Despite the sales success, the MX-5 only recently earned the cultural cachet it was always due. For years, it was derided as a secretary’s car, a cruiser for hairdressers and a mid-life-crisis mobile – as if secretaries and hairdressers don’t love hauling ass. Though, to be fair, our MX-5 came to us in that third category, not too long before the divorce.
For most of its lifespan, the MX-5 was one of those if-you-know-you-know vehicles – until a few years ago, when younger enthusiasts began realising how much bang for their buck a used MX-5 offered compared to something cooler. Over the past decade, as its cult took off further on TikTok, the MX-5 became a key example of a “youngtimer” car, aka vehicles that have pull with car people but are still too young for classic-car status.


This year, I checked out a pal’s current-gen MX-5. The new car is a vehicle with all the technology and safety equipment you’d expect in 2025. It has shed the baby fat, with sharper lines and headlamps tucked into aggressive slits. It has 66 more horsepower than the original and revs out at 7,500rpm, which is where you’ll feel the extra horsepower. But the magic is the same, because Mazda applied “gram strategy” to keep the car as light as possible, using aluminium and magnesium instead of steel where it could. As a result, it’s only about 75kg heavier than one from 30 years ago.
I ask Hall about the future of the MX-5, specifically what he thinks about the prospect of electrification. He clarifies that he hasn’t worked for the company in years, but then adds: “What you do with the Miata is what you do the first time around: less is more. I don’t see why you can’t do the same thing with an EV.” (Mazda’s entire line-up is slated to go at least partially electric by 2030, but the company hasn’t announced any specific plans about the MX-5.)

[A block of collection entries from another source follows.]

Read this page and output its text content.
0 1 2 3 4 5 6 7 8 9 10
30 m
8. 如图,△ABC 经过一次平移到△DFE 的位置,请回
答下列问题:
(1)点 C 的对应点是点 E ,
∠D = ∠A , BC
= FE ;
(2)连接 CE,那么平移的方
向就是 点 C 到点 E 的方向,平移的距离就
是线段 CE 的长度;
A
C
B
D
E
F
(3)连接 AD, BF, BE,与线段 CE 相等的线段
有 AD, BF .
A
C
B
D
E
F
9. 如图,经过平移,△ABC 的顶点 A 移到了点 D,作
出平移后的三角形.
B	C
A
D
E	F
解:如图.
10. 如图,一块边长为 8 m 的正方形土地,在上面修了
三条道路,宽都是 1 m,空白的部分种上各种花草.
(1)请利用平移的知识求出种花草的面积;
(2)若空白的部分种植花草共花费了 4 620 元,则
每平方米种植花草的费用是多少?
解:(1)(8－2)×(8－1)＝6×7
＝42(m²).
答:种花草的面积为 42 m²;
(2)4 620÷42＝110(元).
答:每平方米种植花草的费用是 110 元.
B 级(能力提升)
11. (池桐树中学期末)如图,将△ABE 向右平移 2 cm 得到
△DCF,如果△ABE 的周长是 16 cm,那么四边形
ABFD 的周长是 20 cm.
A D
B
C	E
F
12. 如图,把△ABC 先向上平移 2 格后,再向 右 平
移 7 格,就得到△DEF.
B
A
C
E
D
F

Before you turn around you pull into San Simeon State Park, home to the most beautiful beach in California. You catch a glimpse of William Randolph Hearst’s Castle, with its stately pleasure dome, looking down from a bald spot in the coastal mountains. Now there was a guy who didn’t get the whole simplicity and lightness thing, you think, climbing back into the driver’s seat. But you don’t sweat it, or anything else, as you rip down Highway 1 towards home.